Zatorski + Zatorski trained at Scottish art schools and are collaborative artists and life partners working in lens-based media, installation, found object sculpture and performance. They have exhibited widely, abroad and in the UK, including Tate Britain, Royal Academy, Whitechapel Gallery and the National Gallery of Scotland.

Drawing from the surrealist fascination with dreams and the unconscious mind, the artists often create carefully staged settings into which they juxtapose potent archetypal symbols or motifs and then observe as actions and ideas are left free to present themselves: the stories unscripted and narratives self–generating*.

Z+Z are preoccupied with notions of mortality, belief and the soul. A fascination with transience and collective belief systems led to residencies in sacred spaces, including Durham Cathedral. Following this they restored a 19th century historic 100ft Dutch sailing ship De Walvisch (The whale) in which they live and work. Z+Z’s over two decades of collaborative practice can be fairly neatly spliced into a pre and post De Walvisch.

Arguably the first church was the Arc and indeed the word nave in the church is derived from the latin navis (ship).
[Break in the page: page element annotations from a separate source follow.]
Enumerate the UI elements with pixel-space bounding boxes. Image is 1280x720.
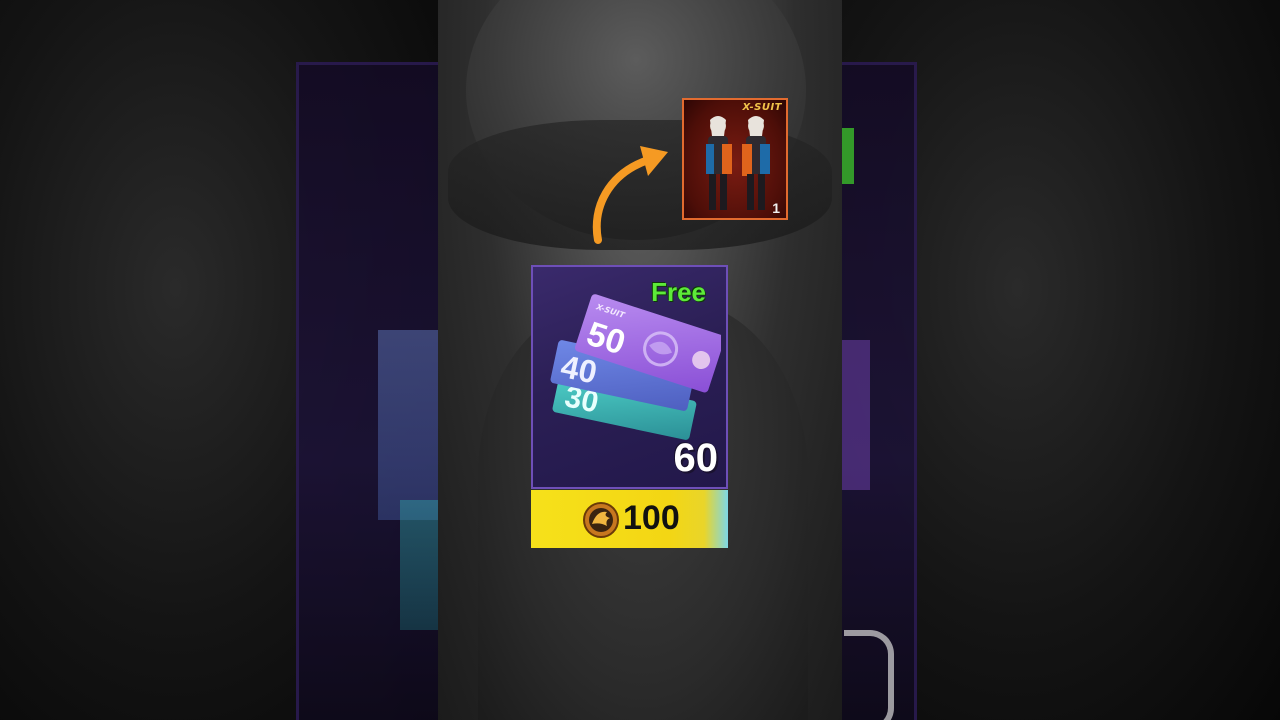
reward-badge-label: X-SUIT xyxy=(742,102,782,113)
offer-quantity: 60 xyxy=(673,436,719,480)
reward-item-card[interactable]: X-SUIT 1 xyxy=(682,98,788,220)
x-suit-figure-icon xyxy=(706,116,732,210)
blurred-number-right xyxy=(844,630,894,720)
video-frame: X-SUIT 1 Free 30 40 X-SUIT 50 60 100 xyxy=(0,0,1280,720)
blurred-tag-right xyxy=(842,128,854,184)
reward-count: 1 xyxy=(772,200,780,216)
price-amount: 100 xyxy=(623,499,680,537)
dragon-coin-icon xyxy=(583,502,619,538)
blurred-ticket-left-2 xyxy=(400,500,440,630)
offer-item-card[interactable]: Free 30 40 X-SUIT 50 60 xyxy=(531,265,728,489)
buy-button[interactable]: 100 xyxy=(531,490,728,548)
blurred-ticket-left xyxy=(378,330,440,520)
curved-arrow-icon xyxy=(592,146,668,244)
x-suit-ticket-icon: 30 40 X-SUIT 50 xyxy=(550,294,721,440)
x-suit-figure-icon xyxy=(742,116,770,210)
blurred-ticket-right xyxy=(842,340,870,490)
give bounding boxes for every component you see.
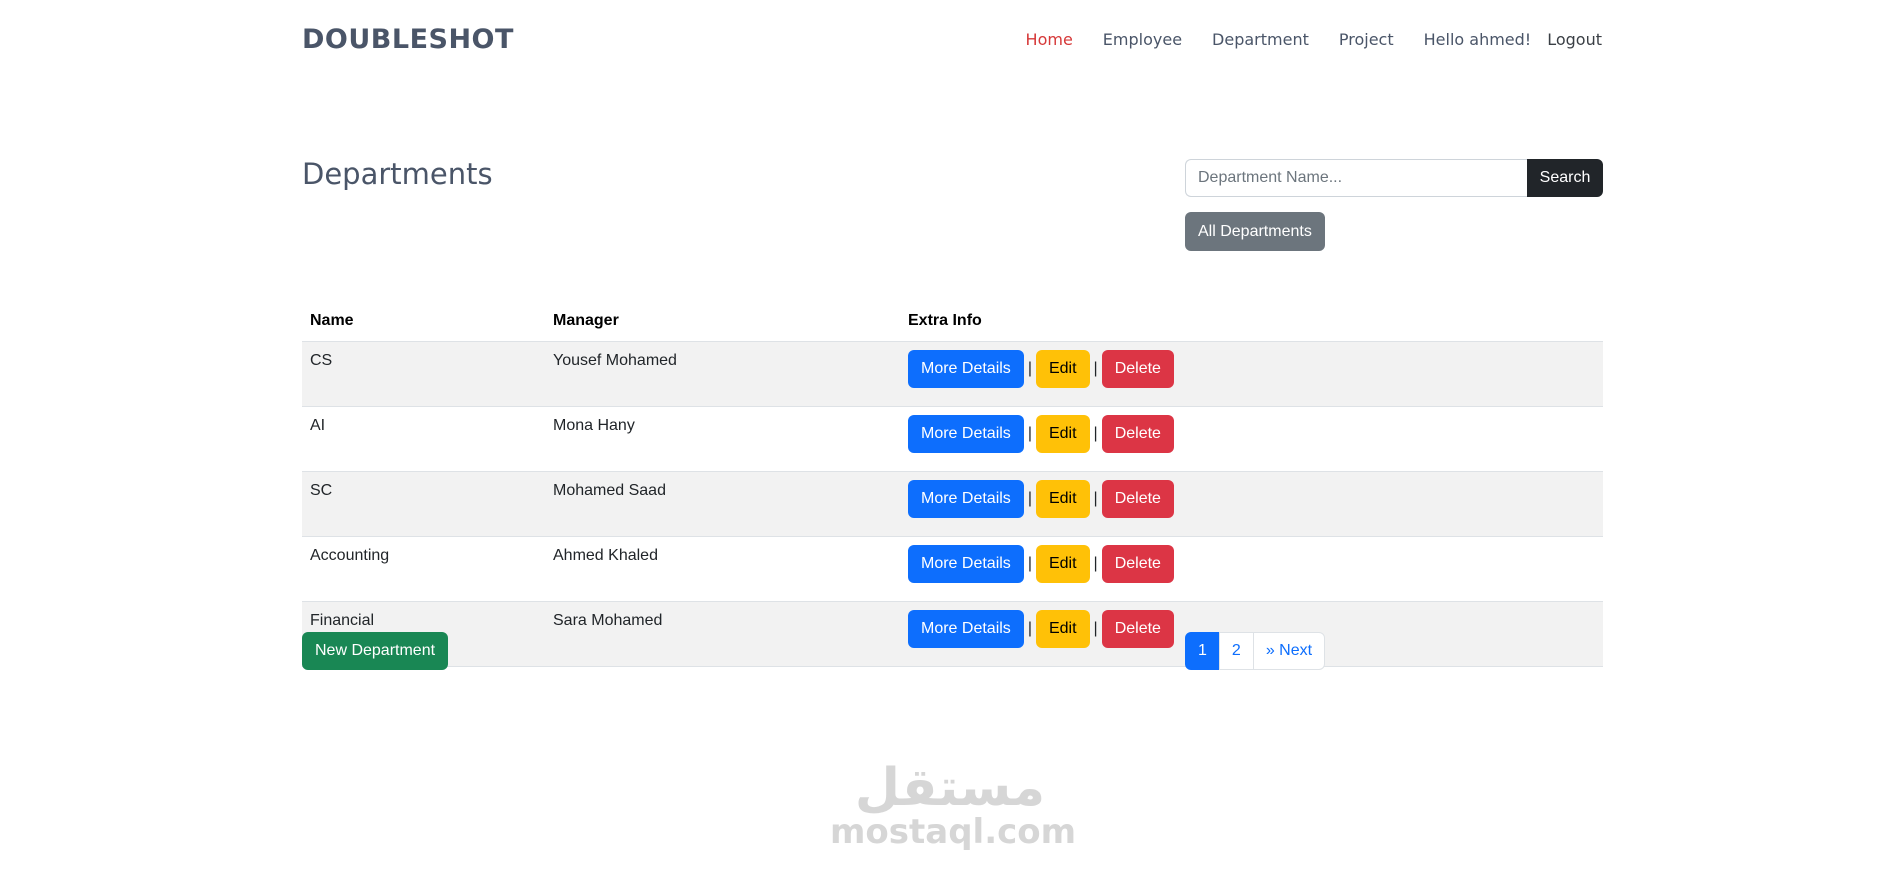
department-name-cell: CS: [302, 341, 545, 407]
watermark-arabic-text: مستقل: [854, 758, 1046, 818]
top-nav: Home Employee Department Project Hello a…: [996, 30, 1602, 49]
department-name-cell: Accounting: [302, 536, 545, 602]
delete-button[interactable]: Delete: [1101, 415, 1174, 453]
edit-button[interactable]: Edit: [1035, 610, 1090, 648]
more-details-button[interactable]: More Details: [908, 480, 1024, 518]
separator: |: [1027, 490, 1032, 507]
department-name-cell: AI: [302, 406, 545, 472]
actions-cell: More Details | Edit | Delete: [900, 536, 1603, 602]
nav-employee[interactable]: Employee: [1103, 30, 1182, 49]
separator: |: [1093, 425, 1098, 442]
delete-button[interactable]: Delete: [1101, 350, 1174, 388]
nav-department[interactable]: Department: [1212, 30, 1309, 49]
more-details-button[interactable]: More Details: [908, 350, 1024, 388]
column-header-manager: Manager: [545, 301, 900, 342]
table-row: CS Yousef Mohamed More Details | Edit | Dele…: [302, 341, 1603, 407]
search-button[interactable]: Search: [1527, 159, 1603, 197]
manager-cell: Mona Hany: [545, 406, 900, 472]
more-details-button[interactable]: More Details: [908, 610, 1024, 648]
separator: |: [1093, 555, 1098, 572]
edit-button[interactable]: Edit: [1035, 415, 1090, 453]
page-link-2[interactable]: 2: [1218, 632, 1254, 670]
table-row: SC Mohamed Saad More Details | Edit | Delete: [302, 471, 1603, 537]
more-details-button[interactable]: More Details: [908, 415, 1024, 453]
page-title: Departments: [302, 157, 493, 191]
page-link-1[interactable]: 1: [1185, 632, 1220, 670]
actions-cell: More Details | Edit | Delete: [900, 341, 1603, 407]
column-header-extra-info: Extra Info: [900, 301, 1603, 342]
manager-cell: Mohamed Saad: [545, 471, 900, 537]
delete-button[interactable]: Delete: [1101, 480, 1174, 518]
table-row: AI Mona Hany More Details | Edit | Delete: [302, 406, 1603, 472]
new-department-button[interactable]: New Department: [302, 632, 449, 670]
manager-cell: Yousef Mohamed: [545, 341, 900, 407]
search-form: Search: [1185, 159, 1603, 197]
delete-button[interactable]: Delete: [1101, 545, 1174, 583]
separator: |: [1093, 490, 1098, 507]
table-header-row: Name Manager Extra Info: [302, 301, 1603, 342]
actions-cell: More Details | Edit | Delete: [900, 406, 1603, 472]
nav-home[interactable]: Home: [1026, 30, 1073, 49]
next-page-link[interactable]: » Next: [1252, 632, 1326, 670]
separator: |: [1027, 425, 1032, 442]
watermark: مستقل mostaql.com: [830, 758, 1077, 852]
manager-cell: Ahmed Khaled: [545, 536, 900, 602]
table-row: Accounting Ahmed Khaled More Details | Edi…: [302, 536, 1603, 602]
search-input[interactable]: [1185, 159, 1527, 197]
all-departments-button[interactable]: All Departments: [1185, 212, 1325, 251]
departments-table: Name Manager Extra Info CS Yousef Mohame…: [302, 301, 1603, 667]
delete-button[interactable]: Delete: [1101, 610, 1174, 648]
logout-link[interactable]: Logout: [1547, 30, 1602, 49]
department-name-cell: SC: [302, 471, 545, 537]
manager-cell: Sara Mohamed: [545, 601, 900, 667]
user-greeting: Hello ahmed!: [1423, 30, 1532, 49]
separator: |: [1027, 360, 1032, 377]
edit-button[interactable]: Edit: [1035, 545, 1090, 583]
column-header-name: Name: [302, 301, 545, 342]
watermark-latin-text: mostaql.com: [830, 812, 1077, 852]
separator: |: [1093, 360, 1098, 377]
separator: |: [1027, 620, 1032, 637]
page: DOUBLESHOT Home Employee Department Proj…: [0, 0, 1893, 884]
separator: |: [1027, 555, 1032, 572]
actions-cell: More Details | Edit | Delete: [900, 471, 1603, 537]
table-row: Financial Sara Mohamed More Details | Edit…: [302, 601, 1603, 667]
edit-button[interactable]: Edit: [1035, 480, 1090, 518]
nav-project[interactable]: Project: [1339, 30, 1394, 49]
more-details-button[interactable]: More Details: [908, 545, 1024, 583]
pagination: 1 2 » Next: [1185, 632, 1326, 670]
brand-logo[interactable]: DOUBLESHOT: [302, 24, 514, 55]
edit-button[interactable]: Edit: [1035, 350, 1090, 388]
separator: |: [1093, 620, 1098, 637]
The parallels between church and ship are abundant; one the saviour of souls, the other the saviour of the corporeal and so the transition from churches to ships was a natural one for Z+Z. Foucault coined ships, in an article “of other spaces” as hetrotopias : spaces which are transforming, intense, disturbing even. He considered the ship the utmost of these hetrotopia as it stands not only for the affirmation of difference but as a means to escape from authoritarianism and repression. A potent symbol to work within therefore, especially today.

Z+Z consider De Walvisch a constantly evolving art installation that they inhabit and into which they construct real and imagined situations and settings from which they make art, amongst which they hold their Salons*. Objects from their collections aboard become props or players in their work and are then absorbed back into the fabric of the ship*, adding to the radiation of ideas.

“A sailing ship is the embodiment of our fantasies and fragility, a time machine to convene with the antediluvian human desire to go between worlds, to be free. It has a transformative effect on people, even moored she is in constant flux with the tide, wind, sunlight and even the mass of ourselves and what we bring to her. This flux and chaos allows chance to communicate, creating a door for the unconscious and the environment to enter our work. She is a continual reminder of the thin layer between us and oblivion. A massive memento mori”

Z+Z embrace the possibilities presented by the digital world with their lens based works, but they believe we become disconnected from the material world at our peril. They coined the term Radical physicalism in 2020 during lockdown, to describe the growth swell they observed of diverse independent movements amongst artists to re-balance worlds and reclaim the material physical reality in art production and appreciation. They held a Salon of Radical Physicalism aboard their ship in June 2022, and invited artists to react to the theme.


* Perhaps unsurprisingly, given their Scottish Art school degrees are in Drawing and Painting, Z+Z’s lens-based works have more to do with the language of painting than of photography. Often they print photographic works on heavy rag paper with a giclee process to move the artwork further towards painting, in part to balance the repulsion or attraction of flesh/ sinew. Other times it’s that the aesthetic or the pursuance of the sublime simply demands it. Sometimes a situation or subject they have constructed with the ship needs to be presented with photographic realism (e.g C-type prints), as although its feet are firmly in the unconscious mind,  the viewer is then reminded that it existed in the real world, within the ship.

The Salons are curated dinners of up to fifty with performances and art installed in and around the ship, to which Z+Z invite diverse protagonists from the worlds of art, music, science, literature, media, engineering and academia. Z+Z introduce everyone to everyone individually at the table and they consider it a Relational Aesthetics experiment; guests become Salon members and in turn nominate future participants. Z+Z first started the Salon at their Hoxton square studio in 2007.

*Born of the collaborative nature of sailing a ship, in 2013 Zatorski + Zatorski founded the not-for-profit production company The Cultureship to produce, commission and curate high-impact artworks with a maritime context. This lead to Z+Z curating the Thames Festival, performing as part the Diamond Jubilee celebrations and producing a major artwork for the Whitstable Biennale.